Increase efficiency of bandwidth and disk space with rdiff
Tagged:

The rdiff command line tool is a bit lousy documented if you ask me, so maybe it's a good idea to write some more about it.

Usually, the functionality provided by rdiff is used by rdiff-backup and rsync. In these cases there's no need to know how rdiff works. But in some cases you want to use the rdiff tool directly.

Say you create a tar archive of some directory every day. This is not really space efficient, a lot of data which hasn't changed is being duplicated each day. Besides, the data is at least twice on your hard disk: the real data and the tar archive.
But here is rdiff to the rescue (part of librsync), it can operate on a signature of the original data and not the data itself. Of course, the signature is some orders of magnitude smaller than the original data.

So we create a signature for B.tar first:

$ rdiff signature B.tar B.tar.sig

Now you can stuff B.tar somewhere safe, you don't need it anymore for making differential backups. You still need it for restoring, of course. The signature file will take care of all differential backups in the future.

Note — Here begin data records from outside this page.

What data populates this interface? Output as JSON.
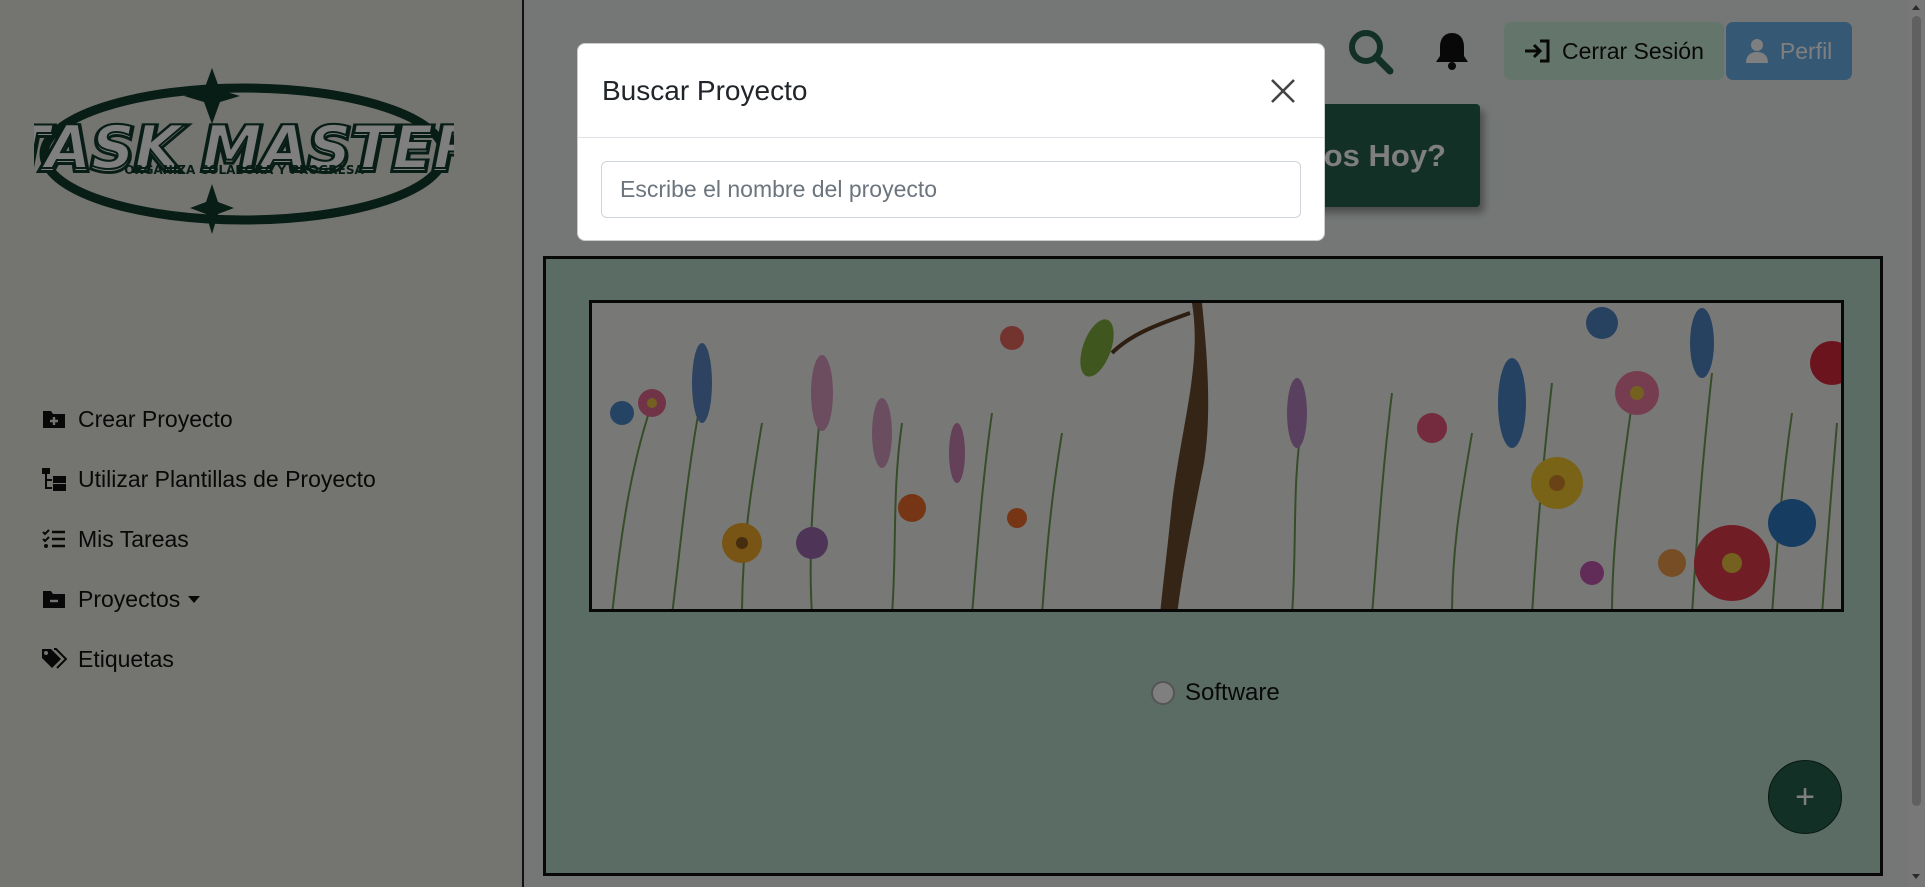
{
  "app": {
    "logo_text": "TASK MASTER",
    "logo_tagline": "ORGANIZA COLABORA Y PROGRESA"
  },
  "sidebar": {
    "items": [
      {
        "label": "Crear Proyecto",
        "icon": "folder-plus-icon"
      },
      {
        "label": "Utilizar Plantillas de Proyecto",
        "icon": "folder-tree-icon"
      },
      {
        "label": "Mis Tareas",
        "icon": "list-check-icon"
      },
      {
        "label": "Proyectos",
        "icon": "folder-minus-icon",
        "dropdown": true
      },
      {
        "label": "Etiquetas",
        "icon": "tags-icon"
      }
    ]
  },
  "header": {
    "search_icon": "search-icon",
    "bell_icon": "bell-icon",
    "logout_label": "Cerrar Sesión",
    "profile_label": "Perfil"
  },
  "hero": {
    "partial_label": "nos Hoy?"
  },
  "main": {
    "project_option": "Software",
    "fab_label": "+"
  },
  "modal": {
    "title": "Buscar Proyecto",
    "search_placeholder": "Escribe el nombre del proyecto",
    "search_value": ""
  },
  "colors": {
    "brand_dark_green": "#27604c",
    "panel_green": "#b4d9c8",
    "logout_bg": "#c9ead9",
    "profile_bg": "#6ab0ea",
    "sidebar_bg": "#e9e8e1"
  }
}
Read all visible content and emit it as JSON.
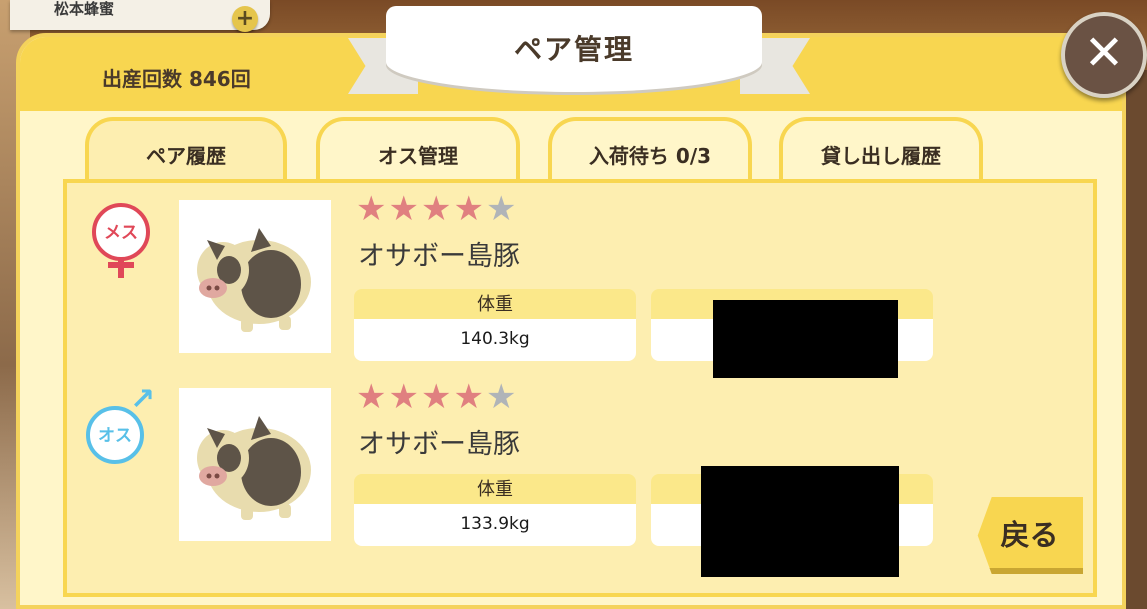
{
  "player": {
    "name": "松本蜂蜜",
    "plus_icon": "plus-icon"
  },
  "dialog": {
    "title": "ペア管理",
    "birth_count": "出産回数 846回",
    "close_icon": "close-icon"
  },
  "tabs": [
    {
      "label": "ペア履歴",
      "active": true
    },
    {
      "label": "オス管理",
      "active": false
    },
    {
      "label": "入荷待ち 0/3",
      "active": false
    },
    {
      "label": "貸し出し履歴",
      "active": false
    }
  ],
  "pairs": [
    {
      "gender_label": "メス",
      "gender_icon": "female-icon",
      "rating": 4,
      "rating_max": 5,
      "breed": "オサボー島豚",
      "weight_label": "体重",
      "weight_value": "140.3kg"
    },
    {
      "gender_label": "オス",
      "gender_icon": "male-icon",
      "rating": 4,
      "rating_max": 5,
      "breed": "オサボー島豚",
      "weight_label": "体重",
      "weight_value": "133.9kg"
    }
  ],
  "back_button": {
    "label": "戻る"
  },
  "colors": {
    "panel_bg": "#fff6c9",
    "header_yellow": "#f8d650",
    "star_on": "#e08080",
    "star_off": "#b0b4b8",
    "female": "#e04858",
    "male": "#58c0e8"
  }
}
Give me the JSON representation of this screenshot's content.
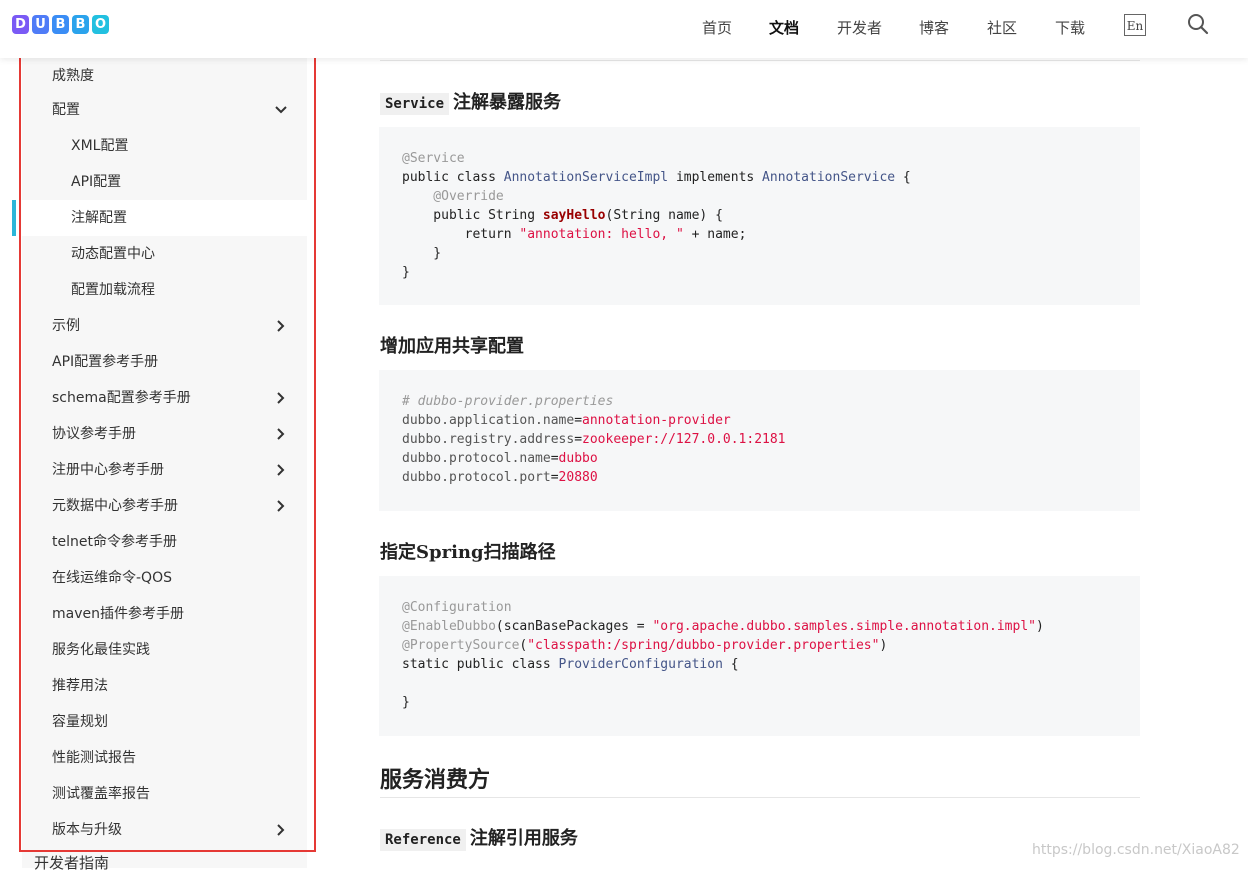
{
  "logo": {
    "letters": [
      "D",
      "U",
      "B",
      "B",
      "O"
    ],
    "colors": [
      "#7a5af5",
      "#4f7cf7",
      "#3a8df5",
      "#2ba3ec",
      "#22c0e0"
    ]
  },
  "nav": {
    "items": [
      "首页",
      "文档",
      "开发者",
      "博客",
      "社区",
      "下载"
    ],
    "lang": "En"
  },
  "sidebar": {
    "items": [
      {
        "label": "成熟度"
      },
      {
        "label": "配置"
      },
      {
        "label": "XML配置"
      },
      {
        "label": "API配置"
      },
      {
        "label": "注解配置"
      },
      {
        "label": "动态配置中心"
      },
      {
        "label": "配置加载流程"
      },
      {
        "label": "示例"
      },
      {
        "label": "API配置参考手册"
      },
      {
        "label": "schema配置参考手册"
      },
      {
        "label": "协议参考手册"
      },
      {
        "label": "注册中心参考手册"
      },
      {
        "label": "元数据中心参考手册"
      },
      {
        "label": "telnet命令参考手册"
      },
      {
        "label": "在线运维命令-QOS"
      },
      {
        "label": "maven插件参考手册"
      },
      {
        "label": "服务化最佳实践"
      },
      {
        "label": "推荐用法"
      },
      {
        "label": "容量规划"
      },
      {
        "label": "性能测试报告"
      },
      {
        "label": "测试覆盖率报告"
      },
      {
        "label": "版本与升级"
      }
    ],
    "cutoff": "开发者指南",
    "accent": "#2bb6d8"
  },
  "content": {
    "s1_code": "Service",
    "s1_title": "注解暴露服务",
    "s2_title": "增加应用共享配置",
    "s3_title": "指定Spring扫描路径",
    "h2": "服务消费方",
    "s4_code": "Reference",
    "s4_title": "注解引用服务",
    "code1": {
      "l1": "@Service",
      "l2a": "public class ",
      "l2b": "AnnotationServiceImpl",
      "l2c": " implements ",
      "l2d": "AnnotationService",
      "l2e": " {",
      "l3": "    @Override",
      "l4a": "    public String ",
      "l4b": "sayHello",
      "l4c": "(String name) {",
      "l5a": "        return ",
      "l5b": "\"annotation: hello, \"",
      "l5c": " + name;",
      "l6": "    }",
      "l7": "}"
    },
    "code2": {
      "l1": "# dubbo-provider.properties",
      "l2k": "dubbo.application.name",
      "l2v": "annotation-provider",
      "l3k": "dubbo.registry.address",
      "l3v": "zookeeper://127.0.0.1:2181",
      "l4k": "dubbo.protocol.name",
      "l4v": "dubbo",
      "l5k": "dubbo.protocol.port",
      "l5v": "20880",
      "eq": "="
    },
    "code3": {
      "l1": "@Configuration",
      "l2a": "@EnableDubbo",
      "l2b": "(scanBasePackages = ",
      "l2c": "\"org.apache.dubbo.samples.simple.annotation.impl\"",
      "l2d": ")",
      "l3a": "@PropertySource",
      "l3b": "(",
      "l3c": "\"classpath:/spring/dubbo-provider.properties\"",
      "l3d": ")",
      "l4a": "static public class ",
      "l4b": "ProviderConfiguration",
      "l4c": " {",
      "l6": "}"
    }
  },
  "watermark": "https://blog.csdn.net/XiaoA82"
}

So, what's inside B.tar.sig now? When executing this command, B.tar is being chopped up in blocks. Checksums are calculated for each block and put into the signature. Now, when a differential file is almost the same, it will match most of the checksums. For those blocks in the differential file where the checksum fails, the block's data is put into the delta file.

Life goes on and the next day a new tar archive has been created, B-20080124.tar. Now we want to calculate the differences compared to the original B.tar. Given its signature and the new file, you can create a delta now:

$ rdiff delta B.tar.sig B-20080124.tar B-20080124.delta

or

$ rdiff delta B.tar.sig B-20080124.tar | bzip2 -c > B-20080124.delta.bz2

The latter command does the same, only it compresses the delta.

So the delta file only contains those blocks of data where the checksum for that block didn't match in the signature. You can safely throw away B-20080124.tar now, because it can be reconstructed with the original file and the delta. Like this:

$ rdiff patch B.tar B-20080124.delta B-20080124.tar

The last argument is the destination file. So we end up with an exact copy of a file we've just thrown away.

So instead having approx. n*s MB of backup data, with n the number of backups and s the size of the backup, we have now about s+(n*s*0.1) MB of data (assuming each differential backup is 10% of the original archive size). So it's worth the effort when we're talking about hundreds of MB's.

A more easy use case would be to synchronize an almost identical, but very big file on two PC's. Just copying it would be a waste of bandwidth, thanks to rdiff you can do this in a couple of seconds.

First create a signature of the file you want to replace, send the signature to the PC with the newer version, create a delta there and send back the delta. Now you can reconstruct (patch) the file and both files should be identical. We have only sent a signature and a delta, so that was quite cheap.

So as you have seen in the two examples above, rdiff makes it possible to save you a lot of diskspace and bandwidth.